There are numerous studies that show thinner cows have lower pregnancy rates. It suffices to say that cows at BCS 4 or below need help; cows should be closer to BCS 6 for best results. If you start to graze animals too soon, they flash graze—just chasing around anything green rather than buckling down and gnawing on fescue stems.
Some producers will be prone to forget the herd’s mineral needs as pastures begin to open. But remember that cows undergoing the stress of a hard winter will utilize minerals faster than cows with little stress.
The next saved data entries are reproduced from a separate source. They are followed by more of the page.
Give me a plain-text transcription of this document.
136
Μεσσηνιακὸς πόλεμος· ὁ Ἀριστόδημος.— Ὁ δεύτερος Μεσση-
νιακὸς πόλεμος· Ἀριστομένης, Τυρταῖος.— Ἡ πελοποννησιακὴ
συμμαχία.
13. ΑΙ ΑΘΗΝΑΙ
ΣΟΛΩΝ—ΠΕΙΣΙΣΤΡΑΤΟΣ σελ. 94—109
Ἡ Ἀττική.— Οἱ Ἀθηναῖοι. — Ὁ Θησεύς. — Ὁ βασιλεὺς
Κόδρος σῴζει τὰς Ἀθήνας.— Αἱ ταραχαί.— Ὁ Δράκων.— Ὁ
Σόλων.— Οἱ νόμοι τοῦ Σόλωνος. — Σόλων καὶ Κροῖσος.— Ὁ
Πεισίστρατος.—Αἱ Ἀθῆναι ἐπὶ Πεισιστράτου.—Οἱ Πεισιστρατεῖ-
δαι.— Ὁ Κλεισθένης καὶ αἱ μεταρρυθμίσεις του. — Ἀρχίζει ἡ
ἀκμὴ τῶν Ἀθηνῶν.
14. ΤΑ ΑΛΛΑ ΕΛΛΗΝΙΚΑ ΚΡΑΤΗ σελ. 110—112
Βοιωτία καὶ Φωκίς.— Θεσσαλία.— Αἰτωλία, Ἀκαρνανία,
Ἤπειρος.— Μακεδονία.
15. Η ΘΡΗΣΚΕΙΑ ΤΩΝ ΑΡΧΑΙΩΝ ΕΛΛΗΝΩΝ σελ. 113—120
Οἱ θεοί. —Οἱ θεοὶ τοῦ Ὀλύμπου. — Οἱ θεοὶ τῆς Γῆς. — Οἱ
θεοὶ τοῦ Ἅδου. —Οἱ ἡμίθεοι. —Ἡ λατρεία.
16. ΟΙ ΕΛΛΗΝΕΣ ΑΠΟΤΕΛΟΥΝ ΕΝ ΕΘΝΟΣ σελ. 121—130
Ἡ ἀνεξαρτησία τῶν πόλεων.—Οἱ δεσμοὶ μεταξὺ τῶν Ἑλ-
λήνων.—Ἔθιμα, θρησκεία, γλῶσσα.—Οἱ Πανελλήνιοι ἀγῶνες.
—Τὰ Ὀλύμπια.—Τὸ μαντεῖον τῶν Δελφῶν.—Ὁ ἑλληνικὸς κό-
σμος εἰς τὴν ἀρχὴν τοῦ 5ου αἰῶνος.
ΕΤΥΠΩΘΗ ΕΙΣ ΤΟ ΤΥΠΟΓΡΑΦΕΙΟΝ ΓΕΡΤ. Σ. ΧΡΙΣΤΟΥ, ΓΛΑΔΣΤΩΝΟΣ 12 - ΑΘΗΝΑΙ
To obtain optimum immune function and reproductive performance from your herds, make sure to provide sufficient levels of macro and trace minerals.
Speaking in defense of the pasture, in a spring following drought, grass roots are suffering from last growing season’s water shortage—this is the case in spite of the pastures starting to green up. To help pastures recover, grazing should be delayed by a couple weeks to let roots recover and the plant build up leaf area.
Drought weakens plant root systems, and heavy grazing on drought-stressed cool-season grasses (fescue, bromegrass, Orchardgrass) makes the situation worse. Cool-season grasses grazed heavily early in the year will lower the total forage yield, which translates directly to lower carrying capacity.
Usually the best time to begin grazing cool-season pastures is when the plants are 3 to 4 inches tall. If you start earlier than that, the subsequent yields will likely be lowered. Yet it’s a fine line: if the pastures are too wet, you might refrain from grazing until grass is 6 inches tall. But in most of Today’s Farmer country, if you wait longer than that, the pastures will rapidly “get away from you.”
Given that normal (I have the usual questions about what is “normal” weather) springs are wet, graze the best-drained areas first. Start grazing in a different pasture every year, to maintain stand persistence and control weeds.
Native warm-season pastures will be treated differently than cool-season pastures. If you have pastures of switchgrass or bluestem, the pastures should be grazed early to remove early season grasses and weeds. Getting rid of the weeds helps retain moisture and reduces competition for the warm-season species. Grazing early growth on native, warm-season pastures will not harm the warm-season grass as long as cattle finish grazing before new grass shoots get more than a couple inches tall. In northern Missouri this is the first week of May. The further south you go, the earlier this happens.
In my discussions with the MFA agronomists about when to start grazing, I jotted down the following points:
• There is no right or wrong time. Much depends upon stand condition.
• Many producers will be frost-seeding legumes into stressed pastures this winter. It is critically important that stressed pastures receive adequate fertility before grazing. Growers should apply their N, P and K late winter and let that take hold before aggressive grazing.
• In areas where stands have become thin, grazing too early will stimulate weed problems. Some weeds graze well, others do not.
• If the pasture is extremely stressed, it would be a good time to renovate. In this situation we recommend a kill-smother-kill program. No grazing should be done on those fields.
Dr. Jim White is ruminant nutritionist for MFA Incorporated.